Mais de 2.000 polícias que deviam progredir na carreira com o novo estatuto viram esta decisão adiada por uma nota informativa da direção nacional da PSP, situação que está a ser contestada pelos sindicatos, que ameaçam recorrer à justiça.

O presidente do Sindicato Nacional dos Oficiais de Polícia (SNOP), Henrique Figueiredo, disse na segunda-feira à agência Lusa que o portal social da PSP divulgou duas mensagens diferentes sobre o mesmo assunto, o que causou alguma agitação, uma vez que, com a entrada em vigor do novo estatuto, os subcomissários e agentes deviam ser automaticamente reposicionados.

Henrique Figueiredo adiantou que o atual estatuto introduziu esta novidade para os subcomissários e agentes, que esperavam que tal acontecesse a 01 de dezembro do ano passado.

Segundo o estatuto profissional da PSP, que entrou em vigor a 01 de dezembro de 2015, os subcomissários e agentes há mais de um ano na fase experimental transitam, automaticamente, para a segunda posição remuneratória da carreira e categoria em que se encontram.

Numa nota informativa, divulgada através do portal social a 15 de janeiro, a direção nacional da PSP informava que os subcomissários e agentes nestas condições seriam colocados na segunda posição remuneratória em fevereiro.

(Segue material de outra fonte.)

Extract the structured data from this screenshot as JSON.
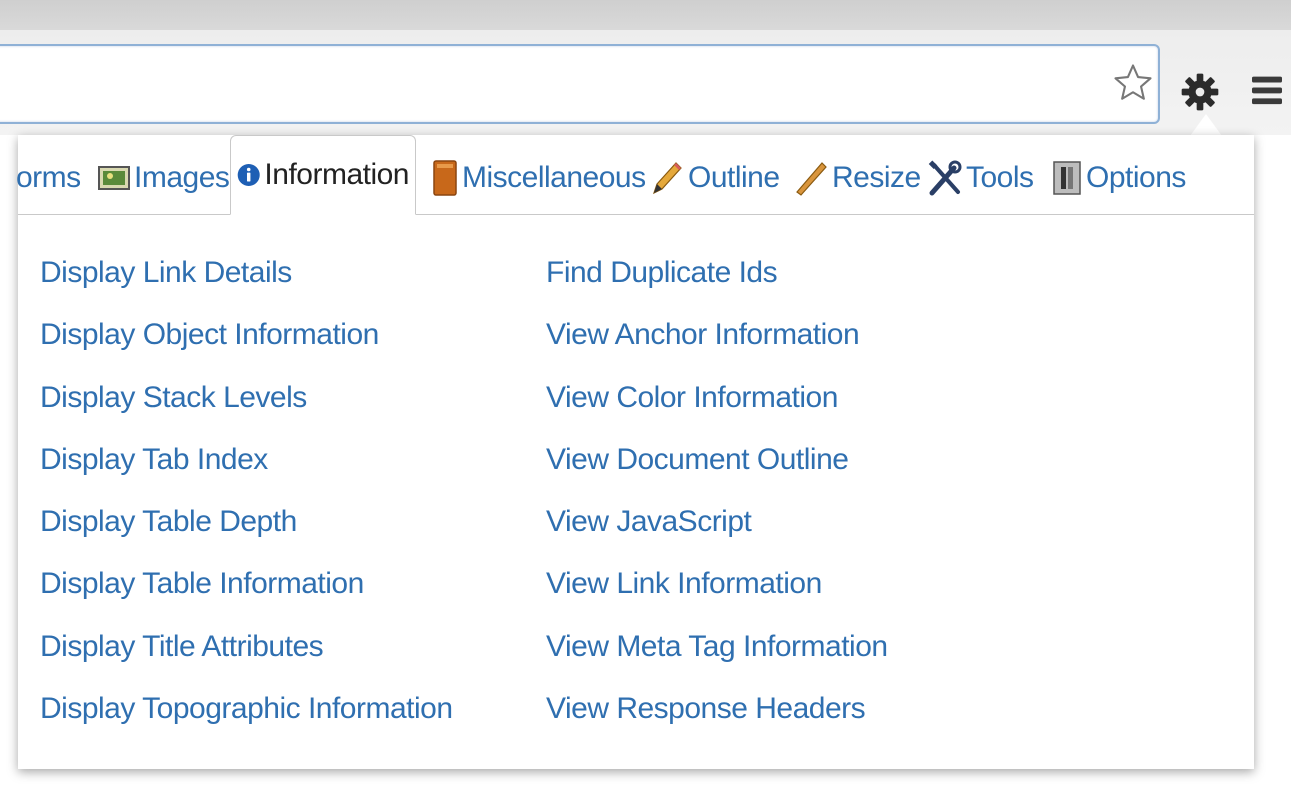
{
  "toolbar": {
    "omnibox_value": "",
    "icons": [
      "star-icon",
      "gear-icon",
      "menu-icon"
    ]
  },
  "tabs": [
    {
      "label": "orms",
      "icon": "forms-icon"
    },
    {
      "label": "Images",
      "icon": "images-icon"
    },
    {
      "label": "Information",
      "icon": "info-icon",
      "active": true
    },
    {
      "label": "Miscellaneous",
      "icon": "miscellaneous-icon"
    },
    {
      "label": "Outline",
      "icon": "pencil-icon"
    },
    {
      "label": "Resize",
      "icon": "ruler-icon"
    },
    {
      "label": "Tools",
      "icon": "tools-icon"
    },
    {
      "label": "Options",
      "icon": "options-icon"
    }
  ],
  "information": {
    "left_links": [
      "Display Link Details",
      "Display Object Information",
      "Display Stack Levels",
      "Display Tab Index",
      "Display Table Depth",
      "Display Table Information",
      "Display Title Attributes",
      "Display Topographic Information"
    ],
    "right_links": [
      "Find Duplicate Ids",
      "View Anchor Information",
      "View Color Information",
      "View Document Outline",
      "View JavaScript",
      "View Link Information",
      "View Meta Tag Information",
      "View Response Headers"
    ]
  },
  "colors": {
    "link": "#2f6fb0",
    "active_tab_text": "#222222",
    "omnibox_border": "#8fb1d6"
  }
}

No entanto, uma nova nota informativa, emitida no dia seguinte, veio substituir “quaisquer outras que tenham sido difundidas” sobre o processamento de salários e não faz qualquer referência à progressão na carreira destes subcomissários e agentes.

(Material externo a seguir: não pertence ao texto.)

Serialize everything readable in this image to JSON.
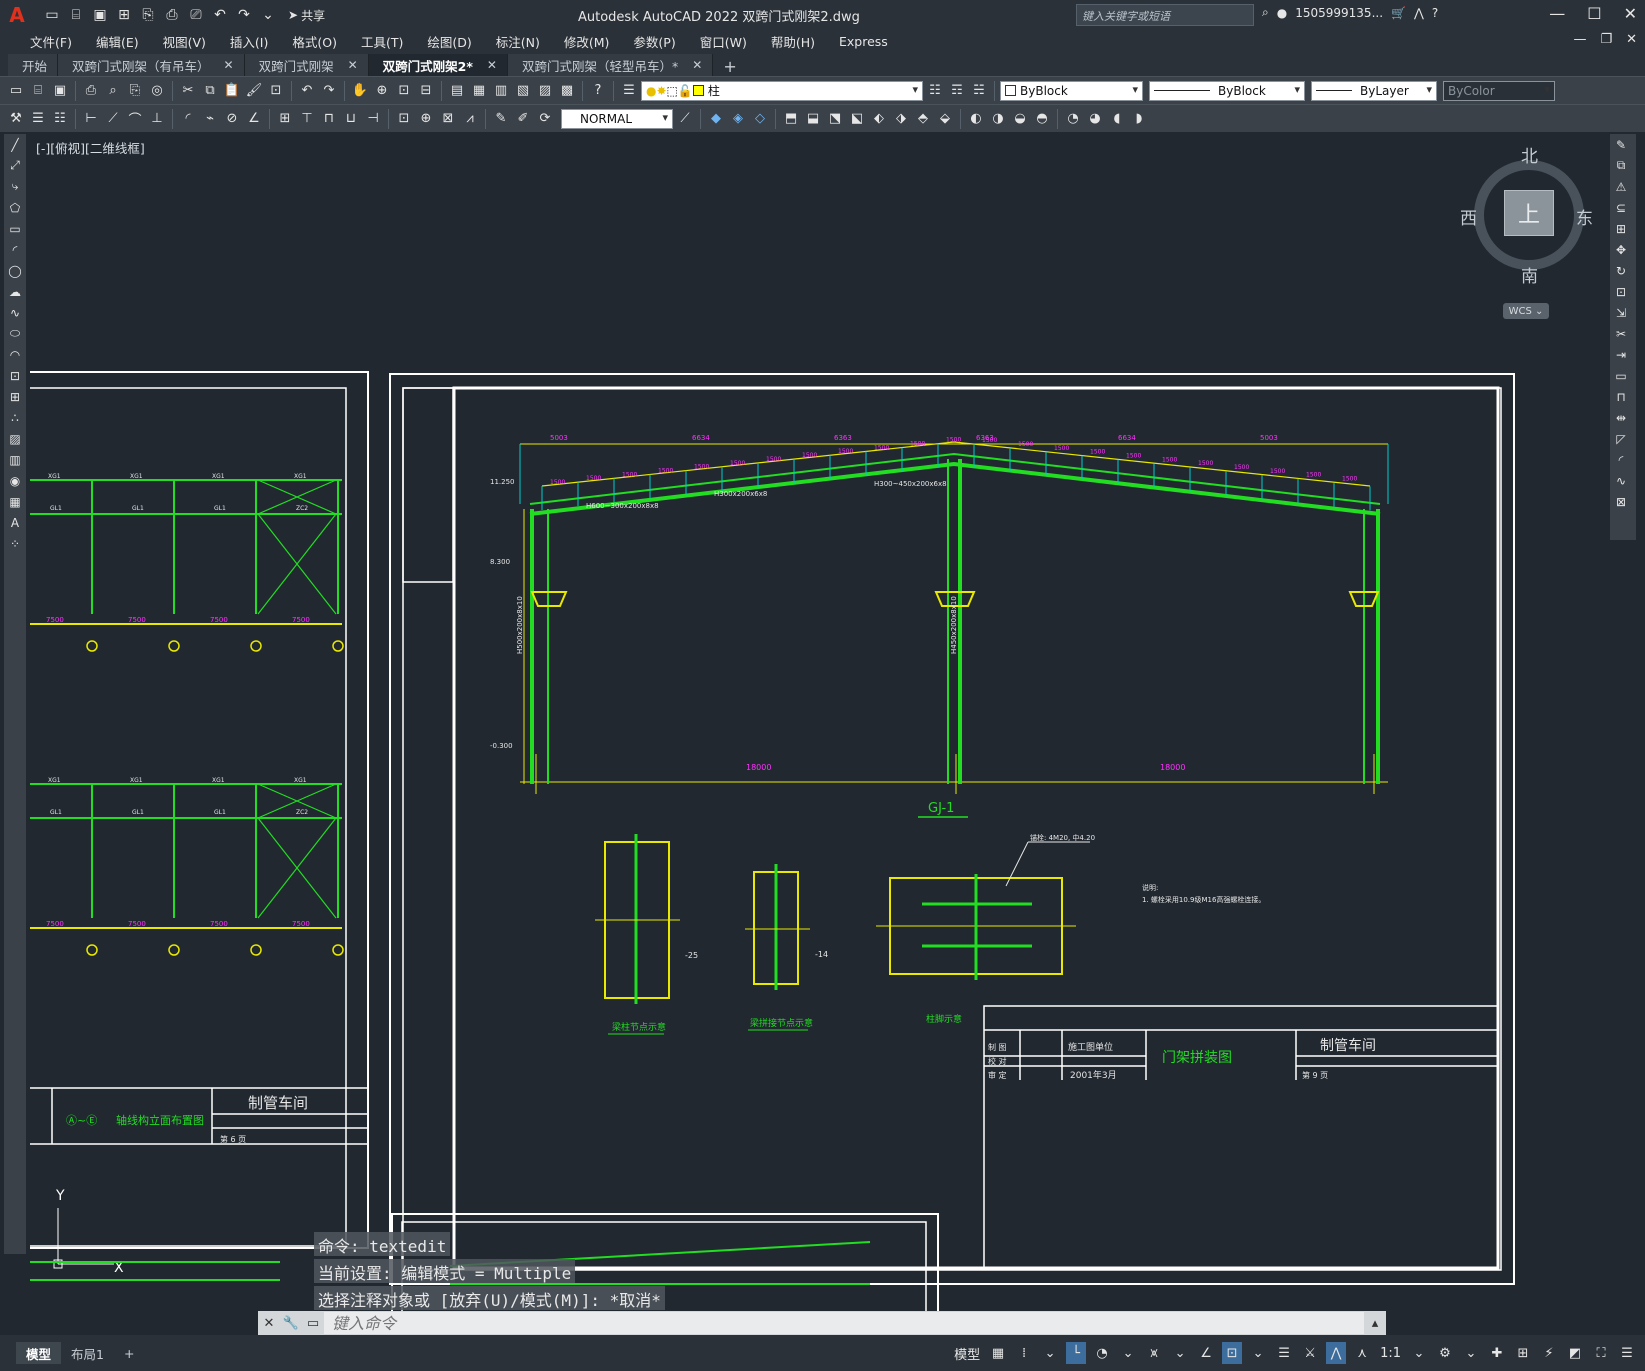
{
  "window": {
    "app_logo": "A",
    "title": "Autodesk AutoCAD 2022    双跨门式刚架2.dwg",
    "share_label": "共享",
    "search_placeholder": "键入关键字或短语",
    "username": "1505999135...",
    "help": "?"
  },
  "menu": [
    "文件(F)",
    "编辑(E)",
    "视图(V)",
    "插入(I)",
    "格式(O)",
    "工具(T)",
    "绘图(D)",
    "标注(N)",
    "修改(M)",
    "参数(P)",
    "窗口(W)",
    "帮助(H)",
    "Express"
  ],
  "tabs": [
    {
      "label": "开始",
      "closable": false,
      "active": false
    },
    {
      "label": "双跨门式刚架（有吊车）",
      "closable": true,
      "active": false
    },
    {
      "label": "双跨门式刚架",
      "closable": true,
      "active": false
    },
    {
      "label": "双跨门式刚架2*",
      "closable": true,
      "active": true
    },
    {
      "label": "双跨门式刚架（轻型吊车）*",
      "closable": true,
      "active": false
    }
  ],
  "properties": {
    "layer": "柱",
    "color": "ByBlock",
    "linetype": "ByBlock",
    "lineweight": "ByLayer",
    "plotstyle": "ByColor",
    "dimstyle": "NORMAL"
  },
  "viewport_label": "[-][俯视][二维线框]",
  "viewcube": {
    "north": "北",
    "south": "南",
    "east": "东",
    "west": "西",
    "face": "上",
    "wcs": "WCS"
  },
  "drawing": {
    "frame_title": "GJ-1",
    "detail_1": "梁柱节点示意",
    "detail_2": "梁拼接节点示意",
    "detail_3": "柱脚示意",
    "plate_1": "-25",
    "plate_2": "-14",
    "notes_heading": "说明:",
    "notes_text": "1. 螺栓采用10.9级M16高强螺栓连接。",
    "anchor_note": "锚栓: 4M20, 中4.20",
    "span_left": "18000",
    "span_right": "18000",
    "top_dims": [
      "5003",
      "6634",
      "6363",
      "6363",
      "6634",
      "5003"
    ],
    "purlin_dims": [
      "1500",
      "1500",
      "1500",
      "1500",
      "1500",
      "1500",
      "1500",
      "1500",
      "1500",
      "1500",
      "1500",
      "1500",
      "1500",
      "1500",
      "1500",
      "1500",
      "1500",
      "1500",
      "1500",
      "1500",
      "1500",
      "1500",
      "1500",
      "1500"
    ],
    "elev_top": "11.250",
    "elev_mid": "8.300",
    "elev_base": "-0.300",
    "section_left": "H600~300x200x8x8",
    "section_mid": "H300x200x6x8",
    "section_right": "H300~450x200x6x8",
    "col_left": "H500x200x8x10",
    "col_mid": "H450x200x8x10",
    "workshop": "制管车间",
    "drawing_name": "门架拼装图",
    "date": "2001年3月",
    "design_unit": "施工图单位",
    "left_sheet_name": "轴线构立面布置图",
    "left_sheet_axes": "Ⓐ~Ⓔ",
    "tb_rows": [
      "制 图",
      "校 对",
      "审 定"
    ],
    "sheet_no": "第 9 页",
    "left_sheet_no": "第 6 页",
    "bays": [
      "7500",
      "7500",
      "7500",
      "7500"
    ],
    "brace_labels": [
      "XG1",
      "XG1",
      "XG1",
      "XG1"
    ],
    "beam_labels": [
      "GL1",
      "GL1",
      "GL1",
      "ZC2"
    ]
  },
  "command": {
    "history": [
      "命令:  textedit",
      "当前设置: 编辑模式 = Multiple",
      "选择注释对象或 [放弃(U)/模式(M)]: *取消*"
    ],
    "placeholder": "键入命令"
  },
  "layout_tabs": [
    "模型",
    "布局1"
  ],
  "status": {
    "model": "模型",
    "scale": "1:1"
  },
  "colors": {
    "canvas": "#212830",
    "frame_green": "#22dd22",
    "dim_yellow": "#e8e800",
    "dim_cyan": "#00cccc",
    "text_magenta": "#ff33ff",
    "white": "#ffffff"
  }
}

A direção nacional da PSP vem hoje esclarecer que, na sequência da aplicação no corrente mês da nova tabela remuneratoria aprovada em 2015, foi introduzida no portal social da PSP uma nota informativa para os policias, relativa aos processamentos efetuados no mês de janeiro.

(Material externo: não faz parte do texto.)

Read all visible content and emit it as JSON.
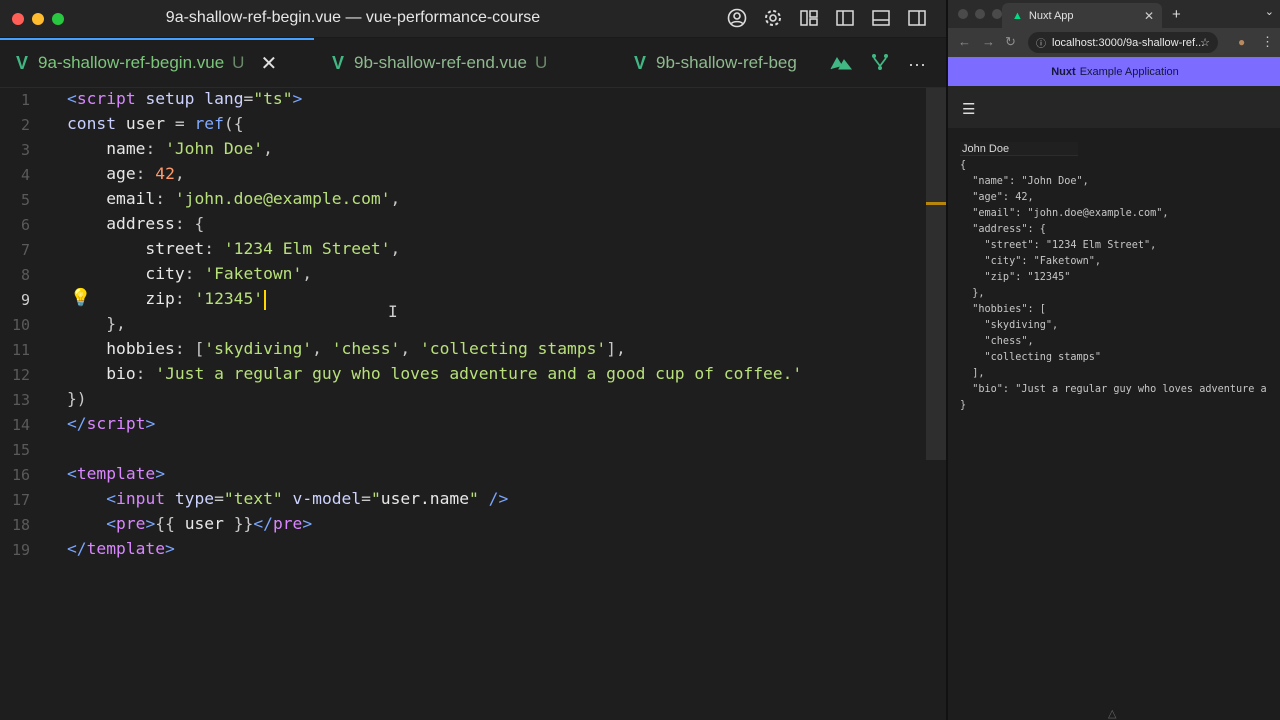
{
  "editor": {
    "window_title": "9a-shallow-ref-begin.vue — vue-performance-course",
    "tabs": [
      {
        "label": "9a-shallow-ref-begin.vue",
        "status": "U",
        "close": "✕"
      },
      {
        "label": "9b-shallow-ref-end.vue",
        "status": "U"
      },
      {
        "label": "9b-shallow-ref-beg"
      }
    ],
    "more_actions": "···",
    "line_numbers": [
      "1",
      "2",
      "3",
      "4",
      "5",
      "6",
      "7",
      "8",
      "9",
      "10",
      "11",
      "12",
      "13",
      "14",
      "15",
      "16",
      "17",
      "18",
      "19"
    ]
  },
  "browser": {
    "tab_title": "Nuxt App",
    "url": "localhost:3000/9a-shallow-ref...",
    "banner_brand": "Nuxt",
    "banner_text": "Example Application",
    "input_value": "John Doe",
    "output": "{\n  \"name\": \"John Doe\",\n  \"age\": 42,\n  \"email\": \"john.doe@example.com\",\n  \"address\": {\n    \"street\": \"1234 Elm Street\",\n    \"city\": \"Faketown\",\n    \"zip\": \"12345\"\n  },\n  \"hobbies\": [\n    \"skydiving\",\n    \"chess\",\n    \"collecting stamps\"\n  ],\n  \"bio\": \"Just a regular guy who loves adventure a\n}"
  },
  "colors": {
    "vue_green": "#41b883",
    "nuxt_banner": "#7c6cff",
    "accent_blue": "#45a0ff"
  }
}
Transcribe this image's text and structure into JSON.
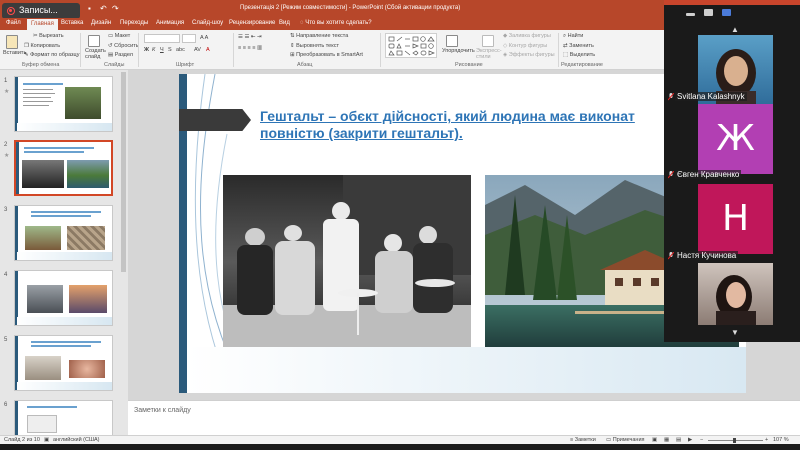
{
  "titlebar": {
    "recording_label": "Записы...",
    "window_title": "Презентація 2 [Режим совместимости] - PowerPoint (Сбой активации продукта)"
  },
  "ribbon_tabs": [
    "Файл",
    "Главная",
    "Вставка",
    "Дизайн",
    "Переходы",
    "Анимация",
    "Слайд-шоу",
    "Рецензирование",
    "Вид"
  ],
  "active_tab": "Главная",
  "tell_me": "Что вы хотите сделать?",
  "clipboard": {
    "paste": "Вставить",
    "cut": "Вырезать",
    "copy": "Копировать",
    "format_painter": "Формат по образцу",
    "group": "Буфер обмена"
  },
  "slides_group": {
    "new_slide": "Создать слайд",
    "layout": "Макет",
    "reset": "Сбросить",
    "section": "Раздел",
    "group": "Слайды"
  },
  "font_group": {
    "group": "Шрифт"
  },
  "paragraph": {
    "text_direction": "Направление текста",
    "align_text": "Выровнять текст",
    "smartart": "Преобразовать в SmartArt",
    "group": "Абзац"
  },
  "drawing": {
    "arrange": "Упорядочить",
    "quick_styles": "Экспресс-стили",
    "fill": "Заливка фигуры",
    "outline": "Контур фигуры",
    "effects": "Эффекты фигуры",
    "group": "Рисование"
  },
  "editing": {
    "find": "Найти",
    "replace": "Заменить",
    "select": "Выделить",
    "group": "Редактирование"
  },
  "thumbnails": [
    "1",
    "2",
    "3",
    "4",
    "5",
    "6"
  ],
  "slide": {
    "heading": "Гештальт – обєкт дійсності, який людина має виконат повністю (закрити гештальт)."
  },
  "notes_placeholder": "Заметки к слайду",
  "status": {
    "slide_count": "Слайд 2 из 10",
    "language": "английский (США)",
    "notes": "Заметки",
    "comments": "Примечания",
    "zoom": "107 %"
  },
  "participants": [
    {
      "name": "Svitlana Kalashnyk",
      "kind": "video"
    },
    {
      "name": "Євген Кравченко",
      "kind": "letter",
      "letter": "Ж",
      "color": "#b23fb3"
    },
    {
      "name": "Настя Кучинова",
      "kind": "letter",
      "letter": "Н",
      "color": "#c0175a"
    },
    {
      "name": "",
      "kind": "video"
    }
  ],
  "colors": {
    "ppt_accent": "#b7472a",
    "heading_blue": "#2e75b6",
    "selected_thumb": "#d24726"
  }
}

Esta nota "continha uma referência não consolidada a processamentos a serem efetuados no mês de fevereiro" e a PSP considerou que "a matéria a que a mesma se referia, carece de análise mais aprofundada por não ter uma previsão legal inequívoca".

Assim, "foi a referência em causa corrigida e a nota substituída", conclui a direção nacional daquela polícia.